Why Today's Youth Have No Respect For Authority

If you're a parent disappointed with your children, read this, then look at yourself. Respect, what is it? An attitude of esteem, consideration or regard. A respectable person is generally thought to be deserving of the respect of others. Today's authority figures aren't respected because they don't deserve it. Here's why:

There's some cynical stuff in education. Don't misread me: doctors spend years training, and if you want to be a plumber you'll need an apprenticeship. It's easy to see how this makes sense, but I think many other so-called educational courses offered to youth do more harm than good.
Take Mark for example, an ordinary kid leaving school looking for a job. He asks in a cafe, asks around a lot, only to find out later he hasn't been 'lucky' because he's up against another kid who's completed a ‘Cafe Course’. He's told not to take it personally, but he's 'underqualified' for cafe work. It's then suggested he get into debt without a job offer to complete unit standards 'How to Make an Espresso', 'How to Wash Dishes', 'How to Smile at Customers' and 'How to Get to Work on Time.' Isn't this an insult to a person's basic intelligence?
These 'qualifications' are demeaning and disempowering. If someone recommended I get into debt with low employment prospects to 'learn' something I already knew or which I (or any bright kid) could pick up in five minutes, I'd tell them to get fucked, wouldn't you? It's absurd to go to polytech to learn these basics. The cherry on top is that upon graduation, if he's 'lucky' enough to get a job, Mark will be rewarded with the youth minimum wage, another form of exploitation. This person is supposed to have sense of self esteem. Why would they? Driving is a life skill pertinent to any person's job prospects, enabling them to work anywhere. Funding could be reserved for kids from poorer families to learn to drive. But that would make too much sense.
Watch the news, read the paper. Sure, the media is disproportionately negative, but if you're a person in authority you're likely to be a public figure, and an awful lot of public figures are discovered to be corrupt. Massive global fraud, Catholic priests sexually abusing children, warmongering lying world leaders or locally a council largely working against rather than for the community it was elected to serve. Young people see this everywhere and are expected to show respect! Why? Perhaps yesteryear's youth were more obedient? Don't fool yourself now, nobody's getting any respect from this generation until they earn it. The fact that you wear a fancy robe, have a fancy title, or have millions endorsing you means absolutely nothing.

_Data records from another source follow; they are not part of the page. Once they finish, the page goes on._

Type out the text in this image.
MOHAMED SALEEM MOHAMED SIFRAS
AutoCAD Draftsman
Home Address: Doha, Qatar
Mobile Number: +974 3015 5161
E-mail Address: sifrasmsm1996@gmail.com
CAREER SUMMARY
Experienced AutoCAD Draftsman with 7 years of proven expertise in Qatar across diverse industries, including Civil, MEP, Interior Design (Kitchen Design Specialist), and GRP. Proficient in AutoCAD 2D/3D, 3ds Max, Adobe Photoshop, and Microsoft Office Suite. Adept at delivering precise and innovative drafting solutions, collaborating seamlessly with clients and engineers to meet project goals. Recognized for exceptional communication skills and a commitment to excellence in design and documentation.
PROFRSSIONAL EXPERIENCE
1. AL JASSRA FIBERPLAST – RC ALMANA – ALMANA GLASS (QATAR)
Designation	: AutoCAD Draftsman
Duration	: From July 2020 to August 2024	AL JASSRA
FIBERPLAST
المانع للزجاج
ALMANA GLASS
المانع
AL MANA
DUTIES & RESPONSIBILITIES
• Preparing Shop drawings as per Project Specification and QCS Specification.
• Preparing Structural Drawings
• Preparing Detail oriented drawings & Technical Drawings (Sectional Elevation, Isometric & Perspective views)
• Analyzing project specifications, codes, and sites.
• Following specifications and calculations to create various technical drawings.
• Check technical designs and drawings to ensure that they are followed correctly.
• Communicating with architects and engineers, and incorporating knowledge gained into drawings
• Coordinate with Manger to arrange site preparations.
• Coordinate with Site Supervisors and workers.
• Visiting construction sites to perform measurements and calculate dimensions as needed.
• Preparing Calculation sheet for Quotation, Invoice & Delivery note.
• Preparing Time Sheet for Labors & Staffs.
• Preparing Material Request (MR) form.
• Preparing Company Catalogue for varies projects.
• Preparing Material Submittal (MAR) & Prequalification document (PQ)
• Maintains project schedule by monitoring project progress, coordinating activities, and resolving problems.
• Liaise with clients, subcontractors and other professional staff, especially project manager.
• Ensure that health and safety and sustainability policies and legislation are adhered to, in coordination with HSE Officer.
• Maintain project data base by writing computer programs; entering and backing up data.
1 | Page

We all do 'good' and 'bad' things. Everyone can probably think of one thing they've done they're not proud of, but don't blame it on your kids! There's huge disparity in our justice system's treatment of people. The more money, power, or social rank you have (young people have none of this) the more likely it is you’ll get away with something you shouldn't have done. Thus we see the most heinous crimes committed by those in power: parents, politicians, teachers, and business people, yet the court news invariably features youth convictions for the most petty crimes, like a 17-year-old or solo parent smoking pot and harming nobody. Big fish who pay clever lawyers or skip the country rarely fill a whole page of court news. Please stop punishing your kids for doing what you do. You do these things too, otherwise, where did your kids learn them? Admit you're not always right, that you make mistakes too, and give your children an opportunity to be something better.
'Do as I say, not as I do' is redundant. You're not automatically right because you're older and more experienced; gatekeeping is a priviledged status that condones double standards. You might have more experience appropriate to your generation, but the world's changed a lot and is still constantly changing. When I look at the world my parents and grandparents have created I can honestly say I don't like much of what I see. Wouldn't it be wiser to just admit this? Wouldn't a better motto be 'Don't do what anyone says, learn to think for yourself'? If we're not bold enough to say this, too scared to teach it, we become like trains following predetermined tracks doomed to follow the same worn pathways with little hope of something better.
 
 
 
Posted 1:24am Monday 26th July 2010 by Mia Watkins.